Riuh suasana pun pecah menjadi gurauan dan kebahagiaan bagi kami yang sudah
kembali dengan selamat, sehat tanpa kekurangan apapun malah logistic kami yang
berlebih akibat pemberian-pemberian pendaki lain yang meyumbangkannya karena
mereka tau kami akan melanjutkan pendakian ke gunung lain.
Sembari menunggu
Elang dan kak Devi, Memed melapor dan mengambil identitas di pos pendaftaran
dan saya mencari angkutan jeep untuk kembali ke pasar tumpang.“ Dimana ada pertemuan pasti ada akhir untuk
berpisah”. Kebetulan saat itu rombongan kami yang hanya empat orang berarti
kami harus mencari tambahan orang agar ongkos yang kami keluarkan tidak terlalu
besar.Sementara rombongan kak Devi juga sebagian ada yang langsung turun ke
desa tumpang dan sebagian melanjutkan ke Bromo, maka kami sepakat bergabung
dengan mereka yang memang satu rombongan lumayan ramai namun terpecah tujuan
akhirnya tiga jeep pun kami pesan.Dua jeep turun di desa tumpang dan satu jeep
melanjutkan ke Bromo.Setelah saya bernego ongkos dan disepakati Rp. 300 ribu
untuk satu jeep yang kearah tumpang.Berjalan dipinggiran danau Ranu pani sambil
menatap kearah Elang dan kak Devi yang
masih tetep bergandeng tangan kamipun menuju jeep yang berada diparkiran.
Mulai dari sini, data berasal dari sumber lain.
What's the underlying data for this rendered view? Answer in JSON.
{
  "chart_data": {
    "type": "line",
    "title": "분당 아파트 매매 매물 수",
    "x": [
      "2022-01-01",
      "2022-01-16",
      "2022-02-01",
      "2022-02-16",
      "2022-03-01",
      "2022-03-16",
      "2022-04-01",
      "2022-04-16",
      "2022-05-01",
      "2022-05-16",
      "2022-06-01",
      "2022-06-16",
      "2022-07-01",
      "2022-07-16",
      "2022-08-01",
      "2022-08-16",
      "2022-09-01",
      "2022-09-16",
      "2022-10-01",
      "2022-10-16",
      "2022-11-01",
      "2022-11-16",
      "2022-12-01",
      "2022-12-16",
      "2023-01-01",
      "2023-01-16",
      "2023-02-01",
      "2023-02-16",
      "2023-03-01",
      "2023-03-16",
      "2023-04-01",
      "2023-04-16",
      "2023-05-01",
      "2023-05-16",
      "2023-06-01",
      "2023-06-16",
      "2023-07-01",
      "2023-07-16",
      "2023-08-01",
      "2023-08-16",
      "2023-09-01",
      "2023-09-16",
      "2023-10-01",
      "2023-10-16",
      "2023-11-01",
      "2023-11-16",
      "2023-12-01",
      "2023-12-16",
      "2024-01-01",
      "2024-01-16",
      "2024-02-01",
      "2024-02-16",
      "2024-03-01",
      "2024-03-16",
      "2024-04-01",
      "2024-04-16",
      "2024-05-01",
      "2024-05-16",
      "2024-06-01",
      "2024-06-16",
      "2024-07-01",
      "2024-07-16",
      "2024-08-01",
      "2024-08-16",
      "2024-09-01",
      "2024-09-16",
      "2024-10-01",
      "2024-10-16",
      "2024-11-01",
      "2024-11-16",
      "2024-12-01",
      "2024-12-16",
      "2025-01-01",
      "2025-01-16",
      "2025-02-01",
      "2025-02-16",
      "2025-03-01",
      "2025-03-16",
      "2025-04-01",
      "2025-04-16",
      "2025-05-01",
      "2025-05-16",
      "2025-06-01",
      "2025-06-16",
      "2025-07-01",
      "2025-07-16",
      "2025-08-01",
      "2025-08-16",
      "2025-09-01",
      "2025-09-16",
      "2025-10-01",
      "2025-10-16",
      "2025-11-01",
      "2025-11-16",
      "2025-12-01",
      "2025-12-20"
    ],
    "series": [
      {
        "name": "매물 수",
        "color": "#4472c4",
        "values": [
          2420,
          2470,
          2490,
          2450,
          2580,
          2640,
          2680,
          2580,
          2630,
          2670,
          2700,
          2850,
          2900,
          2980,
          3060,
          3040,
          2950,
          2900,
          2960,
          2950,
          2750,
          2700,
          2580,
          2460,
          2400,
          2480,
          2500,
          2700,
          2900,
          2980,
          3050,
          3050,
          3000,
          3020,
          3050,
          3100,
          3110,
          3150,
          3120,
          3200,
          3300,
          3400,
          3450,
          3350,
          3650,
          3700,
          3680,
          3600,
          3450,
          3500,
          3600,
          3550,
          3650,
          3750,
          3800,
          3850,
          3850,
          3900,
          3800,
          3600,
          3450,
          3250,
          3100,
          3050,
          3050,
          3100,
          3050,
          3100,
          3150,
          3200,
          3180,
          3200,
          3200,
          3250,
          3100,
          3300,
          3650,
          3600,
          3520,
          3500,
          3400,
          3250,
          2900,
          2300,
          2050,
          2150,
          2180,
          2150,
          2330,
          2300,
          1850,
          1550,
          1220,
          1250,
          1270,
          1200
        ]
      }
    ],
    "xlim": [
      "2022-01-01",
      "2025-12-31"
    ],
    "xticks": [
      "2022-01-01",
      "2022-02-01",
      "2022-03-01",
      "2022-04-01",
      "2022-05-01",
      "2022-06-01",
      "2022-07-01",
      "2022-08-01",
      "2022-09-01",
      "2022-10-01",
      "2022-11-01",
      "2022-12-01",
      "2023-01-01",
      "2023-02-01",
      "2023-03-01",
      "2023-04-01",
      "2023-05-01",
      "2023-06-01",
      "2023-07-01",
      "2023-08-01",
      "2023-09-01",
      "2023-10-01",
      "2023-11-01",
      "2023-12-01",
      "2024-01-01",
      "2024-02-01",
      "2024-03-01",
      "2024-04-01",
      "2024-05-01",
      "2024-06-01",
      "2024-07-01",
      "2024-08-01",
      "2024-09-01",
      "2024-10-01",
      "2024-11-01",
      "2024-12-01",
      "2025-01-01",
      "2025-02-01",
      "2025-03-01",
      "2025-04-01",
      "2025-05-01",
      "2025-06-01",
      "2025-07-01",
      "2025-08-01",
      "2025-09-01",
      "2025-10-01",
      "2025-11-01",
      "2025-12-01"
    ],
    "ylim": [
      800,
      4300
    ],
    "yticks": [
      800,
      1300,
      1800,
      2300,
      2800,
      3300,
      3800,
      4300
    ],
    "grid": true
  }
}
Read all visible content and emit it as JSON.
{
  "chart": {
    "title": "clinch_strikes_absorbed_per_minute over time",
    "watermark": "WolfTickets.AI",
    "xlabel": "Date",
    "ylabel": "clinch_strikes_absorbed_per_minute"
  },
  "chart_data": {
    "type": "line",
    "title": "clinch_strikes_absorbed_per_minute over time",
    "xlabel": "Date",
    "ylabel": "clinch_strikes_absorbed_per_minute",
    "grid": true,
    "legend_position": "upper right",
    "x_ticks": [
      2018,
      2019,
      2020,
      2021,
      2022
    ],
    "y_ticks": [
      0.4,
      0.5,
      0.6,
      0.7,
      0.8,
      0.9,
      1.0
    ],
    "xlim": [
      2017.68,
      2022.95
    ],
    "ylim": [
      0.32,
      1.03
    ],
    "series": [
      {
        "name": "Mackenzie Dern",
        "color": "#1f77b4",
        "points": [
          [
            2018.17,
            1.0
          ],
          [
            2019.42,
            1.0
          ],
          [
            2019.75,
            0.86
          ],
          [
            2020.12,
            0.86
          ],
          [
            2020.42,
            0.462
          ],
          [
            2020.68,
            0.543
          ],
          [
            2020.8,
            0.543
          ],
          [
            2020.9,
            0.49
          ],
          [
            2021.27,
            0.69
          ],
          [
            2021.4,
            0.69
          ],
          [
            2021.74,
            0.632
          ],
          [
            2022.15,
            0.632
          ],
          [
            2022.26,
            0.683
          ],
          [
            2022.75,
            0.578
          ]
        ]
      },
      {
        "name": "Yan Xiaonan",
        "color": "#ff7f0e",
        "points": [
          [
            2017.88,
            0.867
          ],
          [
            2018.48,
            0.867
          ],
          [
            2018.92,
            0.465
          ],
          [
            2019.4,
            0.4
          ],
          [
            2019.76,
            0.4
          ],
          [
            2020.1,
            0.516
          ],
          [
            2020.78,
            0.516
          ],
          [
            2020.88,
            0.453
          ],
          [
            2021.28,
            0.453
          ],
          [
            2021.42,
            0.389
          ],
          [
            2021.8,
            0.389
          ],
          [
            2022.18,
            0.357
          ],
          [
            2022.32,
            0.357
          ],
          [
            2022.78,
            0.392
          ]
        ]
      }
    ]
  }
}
Dan
disitulah kami berpisah dengan beberapa dari mereka dengan berat langkah juga
harus meninggalkan Semeru dengan segala keindahannya.
Sebenarnya
banyak lagi cerita-cerita dari kejadian saat perjalanan ke Semeru, namun tidak
semua bisa diceritakan disini karena terlalu banyak dan tulisan inipun dibuat
setelah sepuluh bulan berlalu dan perjalanan selanjutnya tentu akan kami
jadikan cerita juga, namun dalam tulisan berikutnya.